2012 Recipients

You are here

Where presented : 
NLADA Annual Conference
Recipient(s) name: 
William G. Hoerger, California Rural Legal Assistance, Inc., and Adachi, San Francisco Public Defender's Office
Reason for selection of recipient(s): 

Bill Hoerger recently completed his 30th year with CRLA, the last 16 in his current role. He joined CRLS to be trial counsel for farmworkers, small farmers and consumers suing the Regents of the University of California, challenging
their use of federal Land-Grant university research appropriations in a case that acquired national notoriety as the so-called “tomato-harvester”, or [anti-] “mechanization” lawsuit. That action, developed by legal services giant Ralph
Abascal, encountered unexpected twists that consumed five years of trial(s) and appeal.

Subsequently, Hoerger become one of CRLA’s Regional Counsel, ultimately for CRLA’s statewide Migrant Project. In 1996, he became one of CRLA’s original DLATs. Hoerger’s focus has been employment law, collaborating with CRLA’s farmworker advocates to develop litigation as well as statutory and regulatory frameworks to ensure wage payments to workers. This work resulted in two significant California Supreme Court decisions: one which reversed a lower appellate decision and established the widely-cited California standard for distinguishing between employees and independent contractors (Borello & Sons v. Dept. of Industrial Relations); the second, a 7-0 decision holding that employer liability for wages was defined by century-old, Progressive-era state wage promulgations – rather than either federal standards or common law – essentially reversing the same panel’s unanimous decision five years earlier (Martinez v. Combs). Hoerger has influenced a wide array of developments in the law with enormous positive impact for employees in California by authoring California Continuing Legal Education texts to pioneering other creative and far-reaching litigation campaigns.

Jeff Adachi exemplifies the spirit of the “Reggie” by providing extraordinary and successful legal advocacy on behalf of approximately 25,000 indigent people who are accused of crimes in San Francisco each year. Since his election in 2002, Adachi has turned the San Francisco Public Defender’s Office into a top notch criminal defense firm that boasts a 50 percent win rate of all cases taken to trial. Under Adachi’s leadership, the office has developed an aggressive training program in which deputy district attorneys, investigators, paralegals and members of the office staff keep their skills sharp and current. As a result, those who cannot afford an attorney are provided competent, vigorous legal representation.

Adachi has significantly advanced the cause of equal justice for both individuals and communities outside the courtroom as well. He founded the Clean Slate program, a free service that offers people with old convictions a chance to clear their records, which has led thousands of people over the past decade to find vocational, educational and housing opportunities. He has taken a holistic approach to justice, providing a panoply of innovative programs to public defender clients such as drug court, behavioral health court, a full service juvenile division and on-site social workers.
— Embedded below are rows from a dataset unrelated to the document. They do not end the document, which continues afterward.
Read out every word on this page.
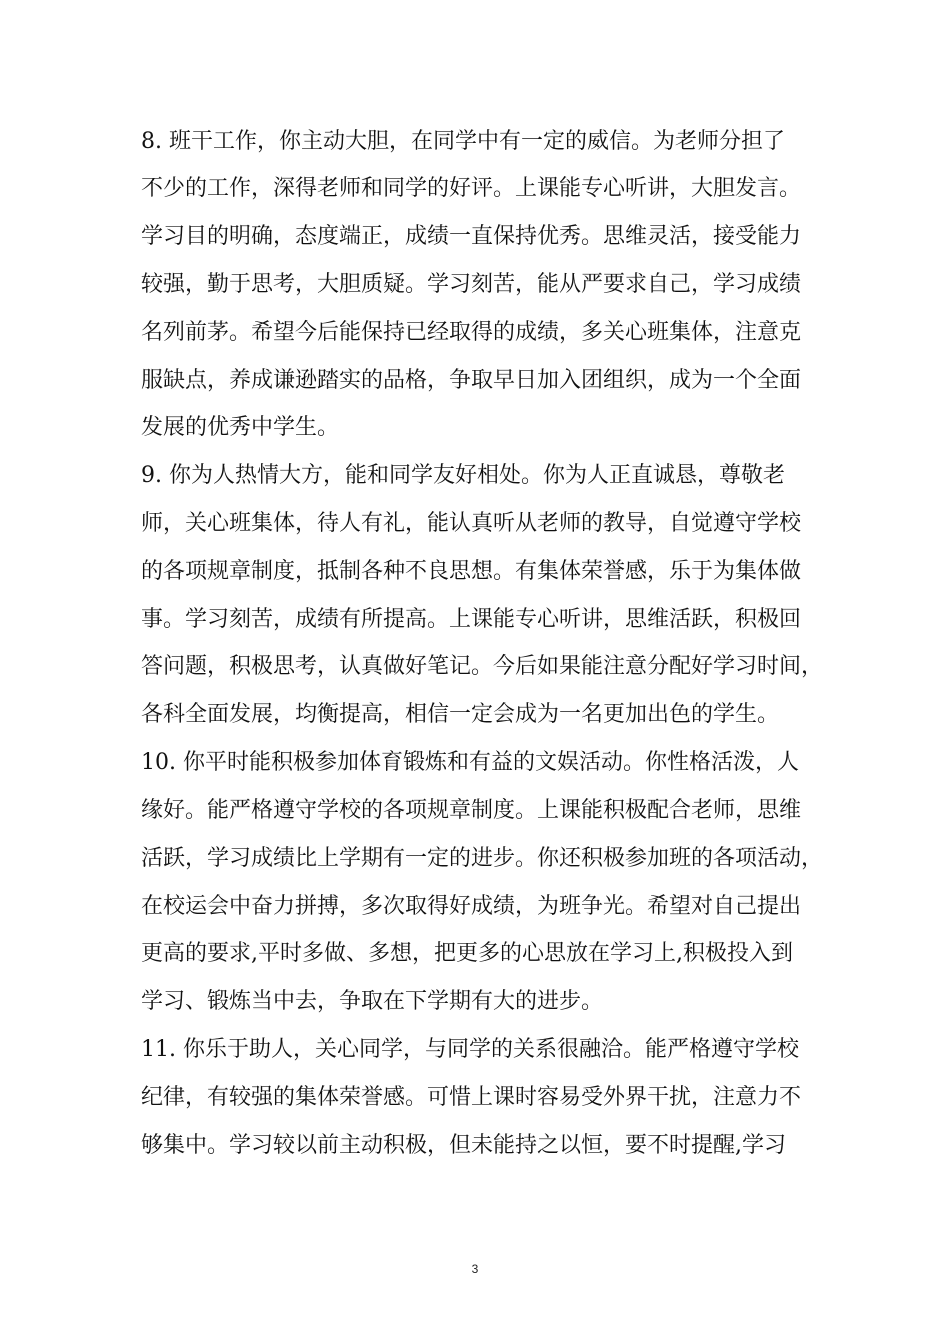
8. 班干工作，你主动大胆，在同学中有一定的威信。为老师分担了
不少的工作，深得老师和同学的好评。上课能专心听讲，大胆发言。
学习目的明确，态度端正，成绩一直保持优秀。思维灵活，接受能力
较强，勤于思考，大胆质疑。学习刻苦，能从严要求自己，学习成绩
名列前茅。希望今后能保持已经取得的成绩，多关心班集体，注意克
服缺点，养成谦逊踏实的品格，争取早日加入团组织，成为一个全面
发展的优秀中学生。
9. 你为人热情大方，能和同学友好相处。你为人正直诚恳，尊敬老
师，关心班集体，待人有礼，能认真听从老师的教导，自觉遵守学校
的各项规章制度，抵制各种不良思想。有集体荣誉感，乐于为集体做
事。学习刻苦，成绩有所提高。上课能专心听讲，思维活跃，积极回
答问题，积极思考，认真做好笔记。今后如果能注意分配好学习时间，
各科全面发展，均衡提高，相信一定会成为一名更加出色的学生。
10. 你平时能积极参加体育锻炼和有益的文娱活动。你性格活泼，人
缘好。能严格遵守学校的各项规章制度。上课能积极配合老师，思维
活跃，学习成绩比上学期有一定的进步。你还积极参加班的各项活动，
在校运会中奋力拼搏，多次取得好成绩，为班争光。希望对自己提出
更高的要求,平时多做、多想，把更多的心思放在学习上,积极投入到
学习、锻炼当中去，争取在下学期有大的进步。
11. 你乐于助人，关心同学，与同学的关系很融洽。能严格遵守学校
纪律，有较强的集体荣誉感。可惜上课时容易受外界干扰，注意力不
够集中。学习较以前主动积极，但未能持之以恒，要不时提醒,学习
3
In 2011, Adachi exposed to the public numerous instances of police misconduct inside San Francisco’s residential motels. The revelations resulted in an ongoing FBI investigation, the dissolution of a troubled undercover unit, and nearly a dozen problem police officers being taken off the streets. Over three months, Adachi and his staff released surveillance video from the hotels to media outlets. Caught on camera were police officers entering rooms and searching without warrants or permission, using excessive force and stealing property from San Francisco’s most vulnerable residents.

Adachi’s efforts were featured in the New York Times, Wall Street Journal, and numerous other media outlets, calling national attention to routine injustice against the poor. The same year, Adachi produced a television PSA, “Innocent Until Proven Guilty,” which takes aim at racial profiling while illustrating for viewers the presumption of innocence. In 2009, Adachi successfully challenged budget cuts to his office by refusing to take on new cases, rallying the public in front of San Francisco City Hall, writing numerous op-eds, taking on the mayor and lobbying the San Francisco Board of Supervisors. Adachi is also an outspoken defender of civil rights for San Franciscans who do not have a strong voice in the public sphere. He has vigorously opposed laws such as sit-lie that attempt to criminalize homelessness and has successfully defended individuals who were barred from their neighborhoods due to being unfairly placed on gang injunction lists.

The recipient of numerous awards, former president of the Asian American Bar Association of the Bay Area and consummate scholar and trainer, Adachi is a tireless advocate for the rights of the accused.